The Ambiguous Case: Determining the Number of Solutions
As documented in the Rochester Institute of Technology's Ambiguous Triangles reference sheet, the number of valid triangles depends on the altitude h = b × sin A and the relative magnitudes of a, b, and h. Understanding these conditions before calculating prevents misinterpretation of results.
When Angle A Is Acute (A < 90°)
- a < h: No triangle exists — side a is too short to reach the opposite baseline, so no valid triangle closes.
- a = h: Exactly one right triangle exists, with angle B = 90°.
- h ≤ a < b: Two distinct triangles exist — the classic ambiguous case where both B₁ and B₂ are valid.
- a ≥ b: Exactly one triangle exists; B₂ would push the angle sum past 180°, so only B₁ is valid.
When Angle A Is Obtuse or Right (A ≥ 90°)
- a ≤ b: No triangle exists — a side opposite an obtuse angle must be the longest side.
- a > b: Exactly one triangle exists and B₁ is the unique valid solution.
Worked Example
Given a = 10, b = 14, and A = 35°, first compute sin B:
sin B = (14 × sin 35°) / 10 = (14 × 0.5736) / 10 ≈ 0.8030
First branch: B₁ = arcsin(0.8030) ≈ 53.5°, giving C₁ = 180° − 35° − 53.5° = 91.5° (valid, C₁ > 0°).

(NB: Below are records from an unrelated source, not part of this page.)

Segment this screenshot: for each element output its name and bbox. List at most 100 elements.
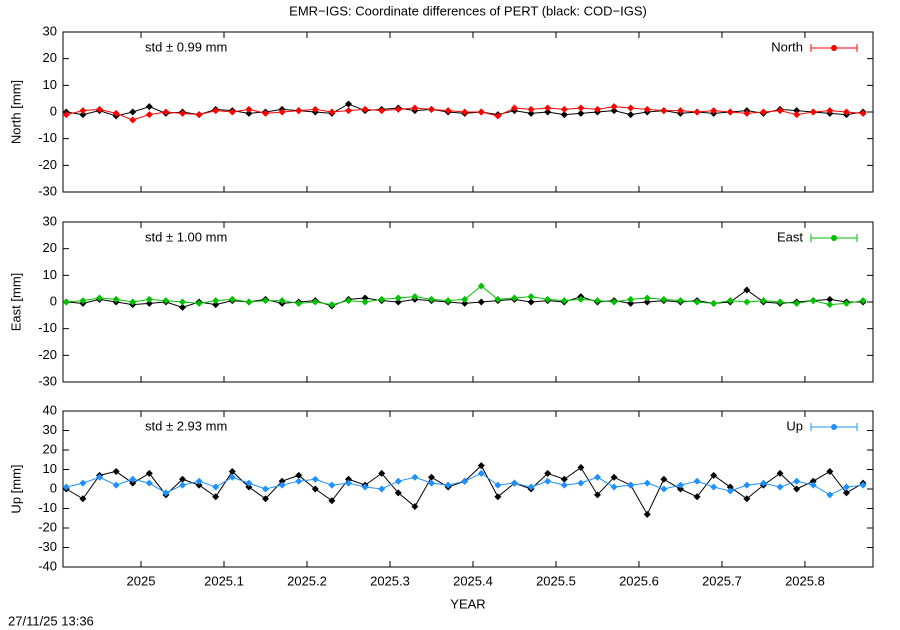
- data-point: [79, 479, 87, 487]
- data-point: [743, 495, 751, 503]
- y-tick-label: 0: [50, 480, 57, 495]
- data-point: [544, 469, 552, 477]
- data-point: [129, 479, 137, 487]
- data-point: [361, 294, 369, 302]
- data-point: [793, 111, 801, 119]
- data-point: [278, 297, 286, 305]
- y-tick-label: -40: [38, 558, 57, 573]
- data-point: [560, 297, 568, 305]
- x-tick-label: 2025.7: [702, 573, 742, 588]
- std-annotation: std ± 2.93 mm: [145, 418, 227, 433]
- data-point: [610, 473, 618, 481]
- data-point: [195, 111, 203, 119]
- data-point: [809, 297, 817, 305]
- data-point: [245, 483, 253, 491]
- data-point: [179, 109, 187, 117]
- y-tick-label: -10: [38, 130, 57, 145]
- data-point: [710, 299, 718, 307]
- data-point: [212, 301, 220, 309]
- data-point: [676, 297, 684, 305]
- data-point: [527, 109, 535, 117]
- data-point: [96, 473, 104, 481]
- data-point: [411, 293, 419, 301]
- data-point: [577, 295, 585, 303]
- data-point: [826, 491, 834, 499]
- data-point: [710, 107, 718, 115]
- data-point: [444, 481, 452, 489]
- data-point: [610, 483, 618, 491]
- y-tick-label: -10: [38, 320, 57, 335]
- data-point: [859, 109, 867, 117]
- y-tick-label: 10: [43, 461, 57, 476]
- data-point: [627, 295, 635, 303]
- data-point: [544, 477, 552, 485]
- data-point: [544, 295, 552, 303]
- data-point: [411, 503, 419, 511]
- y-tick-label: -10: [38, 500, 57, 515]
- data-point: [112, 481, 120, 489]
- data-point: [759, 479, 767, 487]
- data-point: [344, 479, 352, 487]
- data-point: [278, 477, 286, 485]
- data-point: [527, 298, 535, 306]
- data-point: [477, 469, 485, 477]
- data-point: [826, 295, 834, 303]
- data-point: [643, 294, 651, 302]
- series-line: [66, 464, 864, 516]
- legend-label: North: [771, 39, 803, 54]
- data-point: [793, 477, 801, 485]
- data-point: [344, 297, 352, 305]
- data-point: [743, 286, 751, 294]
- data-point: [643, 479, 651, 487]
- data-point: [627, 299, 635, 307]
- data-point: [129, 108, 137, 116]
- data-point: [726, 297, 734, 305]
- data-point: [826, 467, 834, 475]
- data-point: [228, 295, 236, 303]
- data-point: [262, 485, 269, 493]
- data-point: [262, 495, 269, 503]
- data-point: [494, 493, 502, 501]
- data-point: [228, 108, 236, 116]
- y-tick-label: -30: [38, 539, 57, 554]
- data-point: [344, 475, 352, 483]
- data-point: [179, 475, 187, 483]
- data-point: [610, 103, 618, 111]
- data-point: [577, 479, 585, 487]
- x-tick-label: 2025.1: [204, 573, 244, 588]
- data-point: [510, 479, 518, 487]
- data-point: [228, 473, 236, 481]
- data-point: [79, 107, 87, 115]
- data-point: [527, 483, 535, 491]
- data-point: [693, 298, 701, 306]
- data-point: [394, 105, 402, 113]
- data-point: [759, 108, 767, 116]
- data-point: [212, 297, 220, 305]
- data-point: [776, 298, 784, 306]
- data-point: [378, 485, 386, 493]
- y-tick-label: -20: [38, 157, 57, 172]
- y-tick-label: 20: [43, 50, 57, 65]
- data-point: [660, 475, 668, 483]
- data-point: [344, 100, 352, 108]
- data-point: [195, 299, 203, 307]
- data-point: [494, 481, 502, 489]
- data-point: [776, 483, 784, 491]
- data-point: [842, 483, 850, 491]
- data-point: [809, 477, 817, 485]
- data-point: [427, 473, 435, 481]
- plot-frame: [62, 410, 874, 568]
- data-point: [228, 467, 236, 475]
- data-point: [759, 297, 767, 305]
- y-axis-label: Up [mm]: [8, 464, 23, 513]
- data-point: [627, 111, 635, 119]
- x-tick-label: 2025.3: [370, 573, 410, 588]
- data-point: [378, 295, 386, 303]
- data-point: [179, 298, 187, 306]
- data-point: [660, 107, 668, 115]
- data-point: [112, 295, 120, 303]
- data-point: [461, 295, 469, 303]
- data-point: [378, 469, 386, 477]
- data-point: [593, 105, 601, 113]
- data-point: [859, 481, 867, 489]
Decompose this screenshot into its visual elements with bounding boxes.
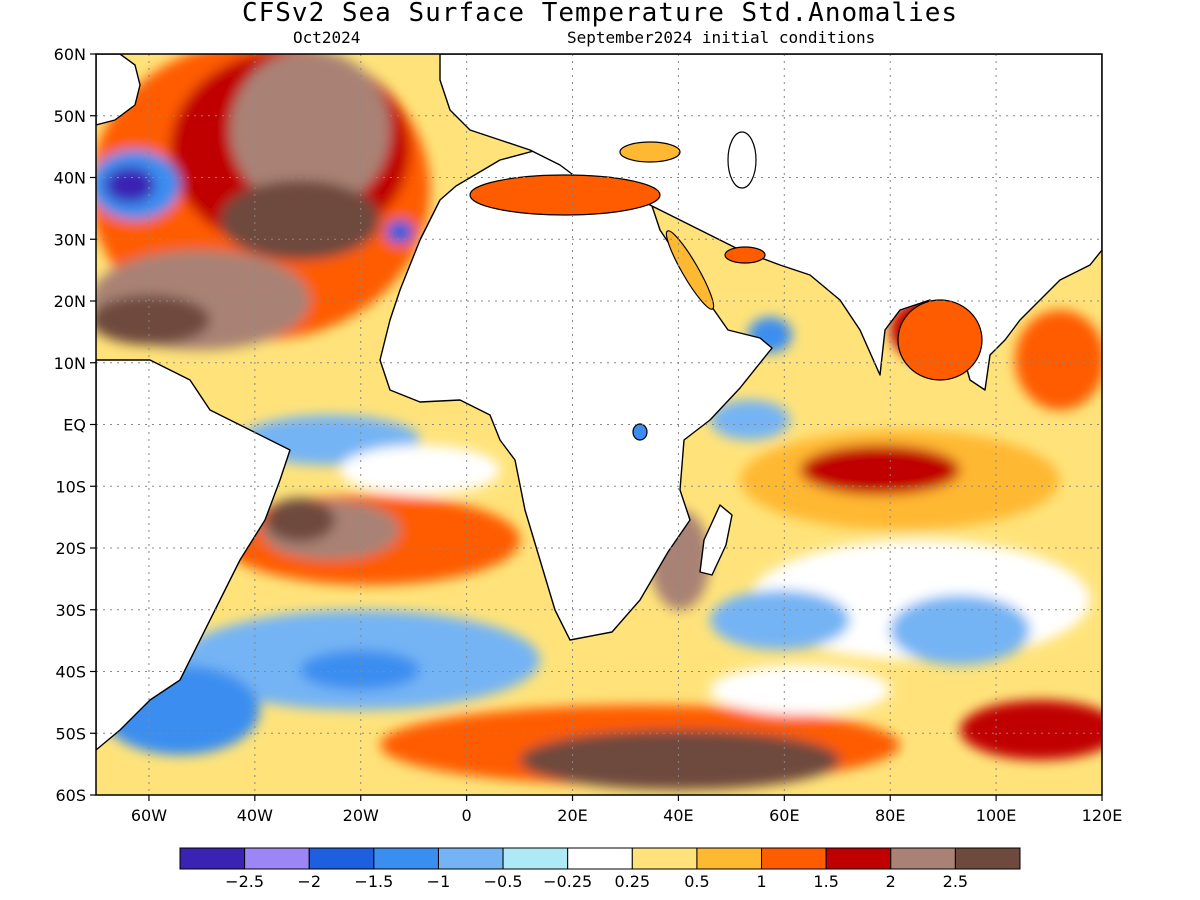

Second branch: B₂ = 180° − 53.5° = 126.5°, giving C₂ = 180° − 35° − 126.5° = 18.5° (also valid). Both triangles exist for these inputs, illustrating the two-solution ambiguous case.
Practical Applications
Land surveyors apply SSA calculations when measuring parcels across rivers or structures where direct access is impossible — two distances and one remote angle are measurable, but the included angle is not. Maritime and aerial navigation systems use the Law of Sines for bearing and course corrections when two waypoint distances and a departure angle are known. Structural engineers apply SSA geometry to analyze cable-stayed bridge and roof-truss configurations, and astronomers use the same framework for stellar parallax measurements where two baseline distances and one observation angle define the geometry without a direct distance reading.